TP53 polymorphisms and lung cancer risk: a systematic review and meta-analysis.

作者信息

Matakidou A, Eisen T, Houlston R S

机构信息

Section of Cancer Genetics, Institute of Cancer Research, Sutton SM2 5NG, UK.

出版信息

Mutagenesis. 2003 Jul;18(4):377-85. doi: 10.1093/mutage/geg008.

Abstract

To examine the risk of lung cancer associated with the codon 72, intron 6 and intron 3 TP53 polymorphisms a meta-analysis of published case-control studies was undertaken. The principle outcome measure was the odds ratio (OR) for the risk of lung cancer using homozygosity of the 'wild-type allele' as the reference group. Data from 13 studies detailing the relationship between lung cancer and the codon 72 polymorphism of TP53 and three studies examining the intron 3 and 6 polymorphisms of TP53 were analysed.
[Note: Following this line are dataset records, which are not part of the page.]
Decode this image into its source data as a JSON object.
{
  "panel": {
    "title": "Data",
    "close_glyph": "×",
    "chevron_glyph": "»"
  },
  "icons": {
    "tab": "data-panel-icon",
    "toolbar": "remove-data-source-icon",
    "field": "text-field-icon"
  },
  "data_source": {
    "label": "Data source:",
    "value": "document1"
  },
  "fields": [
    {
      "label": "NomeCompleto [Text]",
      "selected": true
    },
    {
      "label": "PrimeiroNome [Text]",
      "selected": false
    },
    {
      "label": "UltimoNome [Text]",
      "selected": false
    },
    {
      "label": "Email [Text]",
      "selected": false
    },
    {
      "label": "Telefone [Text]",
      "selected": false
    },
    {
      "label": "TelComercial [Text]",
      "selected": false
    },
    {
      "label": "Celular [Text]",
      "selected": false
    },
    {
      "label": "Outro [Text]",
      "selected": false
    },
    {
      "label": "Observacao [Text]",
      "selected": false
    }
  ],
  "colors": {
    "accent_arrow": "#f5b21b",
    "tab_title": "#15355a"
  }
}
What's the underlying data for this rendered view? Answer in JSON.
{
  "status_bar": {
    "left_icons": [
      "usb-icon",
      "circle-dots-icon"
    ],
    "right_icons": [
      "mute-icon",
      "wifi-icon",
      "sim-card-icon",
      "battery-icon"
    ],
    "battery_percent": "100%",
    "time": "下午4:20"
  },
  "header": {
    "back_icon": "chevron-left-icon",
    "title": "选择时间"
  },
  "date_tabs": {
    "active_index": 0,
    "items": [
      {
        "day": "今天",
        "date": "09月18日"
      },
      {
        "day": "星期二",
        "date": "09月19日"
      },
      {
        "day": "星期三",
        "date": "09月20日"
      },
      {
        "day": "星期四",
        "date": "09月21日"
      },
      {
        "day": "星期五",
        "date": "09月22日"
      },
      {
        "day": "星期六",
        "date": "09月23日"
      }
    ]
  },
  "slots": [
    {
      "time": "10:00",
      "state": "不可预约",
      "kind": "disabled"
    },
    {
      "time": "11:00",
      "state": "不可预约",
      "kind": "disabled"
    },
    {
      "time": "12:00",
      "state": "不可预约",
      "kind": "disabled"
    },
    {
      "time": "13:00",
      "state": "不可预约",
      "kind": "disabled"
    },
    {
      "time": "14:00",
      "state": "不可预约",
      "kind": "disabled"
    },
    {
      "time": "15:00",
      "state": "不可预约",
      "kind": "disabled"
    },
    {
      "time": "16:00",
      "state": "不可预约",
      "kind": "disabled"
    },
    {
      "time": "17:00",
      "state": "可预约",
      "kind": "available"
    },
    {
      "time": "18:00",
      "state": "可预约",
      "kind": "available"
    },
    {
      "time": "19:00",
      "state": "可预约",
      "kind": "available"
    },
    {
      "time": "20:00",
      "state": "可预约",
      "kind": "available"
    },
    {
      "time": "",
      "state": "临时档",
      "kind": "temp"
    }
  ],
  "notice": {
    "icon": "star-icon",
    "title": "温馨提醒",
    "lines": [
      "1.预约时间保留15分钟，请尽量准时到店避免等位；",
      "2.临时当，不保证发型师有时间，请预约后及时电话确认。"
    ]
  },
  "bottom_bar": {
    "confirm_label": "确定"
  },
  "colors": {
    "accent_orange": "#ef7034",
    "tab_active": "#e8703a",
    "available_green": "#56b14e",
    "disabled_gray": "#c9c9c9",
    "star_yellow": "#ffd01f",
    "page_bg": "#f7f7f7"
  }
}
The ORs of lung cancer associated with the Pro-Pro and Pro-carrier genotypes of codon 72 were 1.18 [95% confidence interval (CI) 0.99-1.41] and 1.02 (95% CI 0.86-1.20), respectively. The ORs of lung cancer associated with homozygous and variant allele carrier genotypes of the intron 6 (MspI RFLP) polymorphism were 1.13 (95% CI 0.55-2.27) and 1.30 (95% CI 0.75-2.26) and of the intron 3 (16 bp duplication) polymorphism were 1.50 (95% CI 0.76-2.97) and 1.11 (95% CI 0.53-2.35), respectively. Although polymorphic variations in TP53 represent attractive candidate susceptibility alleles for lung cancer the results from this analysis provide little support for this hypothesis. Additional well-designed studies based on sample sizes commensurate with the detection of small genotypic risks may allow a more definitive conclusion.

摘要

为了研究与密码子72、内含子6和内含子3的TP53基因多态性相关的肺癌风险,我们对已发表的病例对照研究进行了荟萃分析。主要结局指标是以“野生型等位基因”纯合子作为参照组的肺癌风险优势比(OR)。分析了13项详述肺癌与TP53密码子72多态性之间关系的研究数据,以及3项研究TP53内含子3和6多态性的研究数据。与密码子72的Pro-Pro和Pro-携带者基因型相关的肺癌OR分别为1.18 [95%置信区间(CI)0.99 - 1.41]和1.02(95% CI 0.86 - 1.20)。与内含子6(MspI限制性片段长度多态性)多态性的纯合子和变异等位基因携带者基因型相关的肺癌OR分别为1.13(95% CI 0.55 - 2.27)和1.30(95% CI 0.75 - 2.26),与内含子3(16 bp重复)多态性相关的肺癌OR分别为1.50(95% CI 0.76 - 2.97)和1.11(95% CI 0.53 - 2.35)。尽管TP53的多态性变异是肺癌有吸引力的候选易感等位基因,但该分析结果几乎无法支持这一假设。基于与检测小基因型风险相匹配的样本量进行的其他精心设计的研究可能会得出更明确的结论。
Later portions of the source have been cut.